At first, all that Dysart can get out of Alan is inane TV commercial jingles. But as the interrogation proceeds and Alan relives key aspects of his life, Dysart realizes that the boy has not only a passion for horses but also a consuming belief that they are gods. Thus to relieve the boy of his guilty torment will simultaneously rob him of his deity. What price normality? At the end of Act 1, Alan is riding his favorite steed, Nugget (Everett McGill), in an orgiastic frenzy that could be defined as a sexual climax or as "union with God," depending on the way one chooses to look at it.
The horses, by the way, are simply tall men in chestnut track suits. On their feet are strutted hooves about 4 in. high. On their heads are airy, stylized masks of interlaced leather and silver wire. These possess such hieratic dignity and beauty that a special citation should be awarded Scenery Designer and Costumer John Napier. How could these noble animals be maimed by a boy who revered them? For answers, Playwright Shaffer digs into his rather voluminous bag of stereotypes. Alan's mother is a frigid religious hysteric, compellingly played by Frances Sternhagen.
Alan's father is a do-gooding socialist printer and a self-righteous authoritarian moralist who gets his after-hours kicks at skin flicks. At the stable where he works on weekends, Alan is sexually aroused by a pert, enticing co-employee (Roberta Maxwell). In a nude scene that precedes the play's climax, they try to make love but Alan falters. He feels that the eyes of his gods watch and condemn him. Then the horror begins.

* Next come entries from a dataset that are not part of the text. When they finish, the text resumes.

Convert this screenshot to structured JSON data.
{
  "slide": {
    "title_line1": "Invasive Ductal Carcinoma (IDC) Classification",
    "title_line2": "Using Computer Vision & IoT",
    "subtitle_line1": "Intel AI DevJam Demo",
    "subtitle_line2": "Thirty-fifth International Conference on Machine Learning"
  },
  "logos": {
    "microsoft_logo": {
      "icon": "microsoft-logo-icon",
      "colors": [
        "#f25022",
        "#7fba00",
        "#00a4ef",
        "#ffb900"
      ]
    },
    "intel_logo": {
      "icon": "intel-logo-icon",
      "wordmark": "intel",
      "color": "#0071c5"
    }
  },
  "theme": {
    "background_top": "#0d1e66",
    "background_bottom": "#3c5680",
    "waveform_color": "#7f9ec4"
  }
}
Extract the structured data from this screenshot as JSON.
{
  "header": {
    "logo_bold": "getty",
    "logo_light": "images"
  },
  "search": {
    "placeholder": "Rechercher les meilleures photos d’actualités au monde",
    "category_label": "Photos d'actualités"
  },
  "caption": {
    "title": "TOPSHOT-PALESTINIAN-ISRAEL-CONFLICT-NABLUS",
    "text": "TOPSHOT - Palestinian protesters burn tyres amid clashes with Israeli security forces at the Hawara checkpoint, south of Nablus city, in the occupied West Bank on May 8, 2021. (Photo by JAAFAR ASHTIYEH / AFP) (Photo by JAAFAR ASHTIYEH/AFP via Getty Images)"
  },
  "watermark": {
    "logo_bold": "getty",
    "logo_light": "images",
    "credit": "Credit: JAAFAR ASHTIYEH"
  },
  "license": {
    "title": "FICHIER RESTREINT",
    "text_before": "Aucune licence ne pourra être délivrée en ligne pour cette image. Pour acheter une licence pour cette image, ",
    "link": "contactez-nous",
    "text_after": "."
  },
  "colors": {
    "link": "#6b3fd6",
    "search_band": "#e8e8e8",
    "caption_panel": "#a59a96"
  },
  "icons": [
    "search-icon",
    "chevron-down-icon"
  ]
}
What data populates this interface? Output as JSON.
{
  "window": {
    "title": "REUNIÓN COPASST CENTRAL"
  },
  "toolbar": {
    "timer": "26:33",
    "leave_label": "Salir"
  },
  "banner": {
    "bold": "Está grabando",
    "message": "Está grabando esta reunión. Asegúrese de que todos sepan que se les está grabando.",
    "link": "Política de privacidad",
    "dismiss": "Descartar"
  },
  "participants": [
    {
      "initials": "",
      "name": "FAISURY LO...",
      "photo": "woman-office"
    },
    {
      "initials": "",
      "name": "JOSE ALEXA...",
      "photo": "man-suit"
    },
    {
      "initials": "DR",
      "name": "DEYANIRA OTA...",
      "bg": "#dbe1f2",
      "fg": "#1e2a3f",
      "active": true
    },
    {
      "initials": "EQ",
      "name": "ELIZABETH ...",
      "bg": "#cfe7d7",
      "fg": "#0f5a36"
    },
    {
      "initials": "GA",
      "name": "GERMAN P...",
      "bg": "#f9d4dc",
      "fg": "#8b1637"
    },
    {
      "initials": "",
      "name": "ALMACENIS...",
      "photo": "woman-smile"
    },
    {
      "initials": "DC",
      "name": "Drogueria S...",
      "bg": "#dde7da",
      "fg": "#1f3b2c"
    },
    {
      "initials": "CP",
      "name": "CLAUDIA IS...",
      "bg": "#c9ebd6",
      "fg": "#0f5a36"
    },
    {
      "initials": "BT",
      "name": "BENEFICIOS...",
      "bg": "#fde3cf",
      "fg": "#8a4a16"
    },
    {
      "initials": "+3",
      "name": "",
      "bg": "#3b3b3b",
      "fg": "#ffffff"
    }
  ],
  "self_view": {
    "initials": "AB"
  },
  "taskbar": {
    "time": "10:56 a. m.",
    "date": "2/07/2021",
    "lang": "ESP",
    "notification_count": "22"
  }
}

With consummate theatrical brio, Shaffer has attuned the audience to some of its deepest desires--sin, guilt, confession, atonement and a degree of redemption. Dare one say that he has also blinded the audience to his exaltation of deranged violence as religious passion and his derogation of civilizing reason as hollow passivity?
In a superb cast, two performers are in the megaton range. Peter Firth makes Alan a fallen angel of anguish, and Anthony Hopkins' psychiatrist is a tour de force that should make any other Tony contender blanch.